Laurie Mcintosh explores the method of wax-resist dyed fabrics, or batiks, for this exhibition. Inspired during a trip to Africa by the Zimbabwean's colorful textiles, she has produced a collection of batik images which examine familiar themes but through a new (to her) process for creating linework and color saturation. Although perhaps better known for her oil paintings, Mcintosh's batiks represent a continuation of her interest in the culture and creatures of South Carolina's lowcountry.

Human relationships are the subject of the ceramic sculpture offered for this show by Pat Gilmartin. Narrative vignettes comprised of small figures engaged in ambiguous interactions encourage viewers to find their own meanings in the scenes. The figures, in pairs and trios, are combined with found materials, often rusty iron shapes. In juxtaposing the smooth, malleable clay with the hard, corroded surfaces and colors of the metal, Gilmartin heightens the tension that exists among the figures.

Liisa Salosaari Jasinski was born in Finland but has lived in the US for many years. The clean, modern style of Finnish design, as well as early 20th century European Expressionism, inform her work as a visual artist. In the current show her work consists of multi-media paintings and constructions. Their varied elements include linen, foils, steel wool, gels, paints, and transfer images ­ all mingled through physical processes of stamping, painting, stenciling, and gluing to create complex, relief-like surfaces.

George Down, whose work is currently represented by galleries in Santa Fe, NM, and Cheyenne, WY, presents his unique constructions made from natural materials for the first time in Columbia. Using simple components found in nature - feathers, pine cones, stick, twigs, stones, shells, tree bark - Down weaves these elements into three dimensional compositions and subsequent narratives based on the graphic textures of nature.

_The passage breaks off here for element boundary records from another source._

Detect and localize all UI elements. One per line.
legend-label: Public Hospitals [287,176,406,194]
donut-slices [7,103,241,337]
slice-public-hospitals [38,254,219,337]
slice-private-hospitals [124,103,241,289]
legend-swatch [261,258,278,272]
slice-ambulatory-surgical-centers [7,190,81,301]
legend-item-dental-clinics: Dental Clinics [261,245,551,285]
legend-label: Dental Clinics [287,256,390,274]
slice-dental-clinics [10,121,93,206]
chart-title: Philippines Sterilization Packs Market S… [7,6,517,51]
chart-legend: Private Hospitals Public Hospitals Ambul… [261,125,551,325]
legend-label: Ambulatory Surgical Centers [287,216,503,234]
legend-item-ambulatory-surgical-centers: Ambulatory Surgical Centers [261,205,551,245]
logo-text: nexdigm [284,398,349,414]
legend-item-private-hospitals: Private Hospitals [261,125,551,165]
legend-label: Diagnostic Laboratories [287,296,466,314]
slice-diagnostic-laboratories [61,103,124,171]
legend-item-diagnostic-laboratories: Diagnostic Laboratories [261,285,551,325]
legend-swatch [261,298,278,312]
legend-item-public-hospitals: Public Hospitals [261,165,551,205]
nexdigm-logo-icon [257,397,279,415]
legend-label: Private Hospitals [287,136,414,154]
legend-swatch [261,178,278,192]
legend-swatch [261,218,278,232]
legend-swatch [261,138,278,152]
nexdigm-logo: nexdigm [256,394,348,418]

Columbia artist, Eileen Blyth, is known for her paintings and assemblages. She creates constructions of found objects combined with paint and fit together as if in conversation. She is attracted to objects by their textures, colors, or surfaces, and likes to imagine how they got to be in the places where she found them. As well, the objects' conditions, how they are continually shaped by each passing car or change of weather, interests her. Sometimes the shapes and imagined conversations work their way into other paintings and drawings. As she says, "The evolving shape, the repeated motion, the sense of metal scraping road; it all plays into the work." Blyth has a new studio in the Arcade Art Studios on Main Street in Columbia.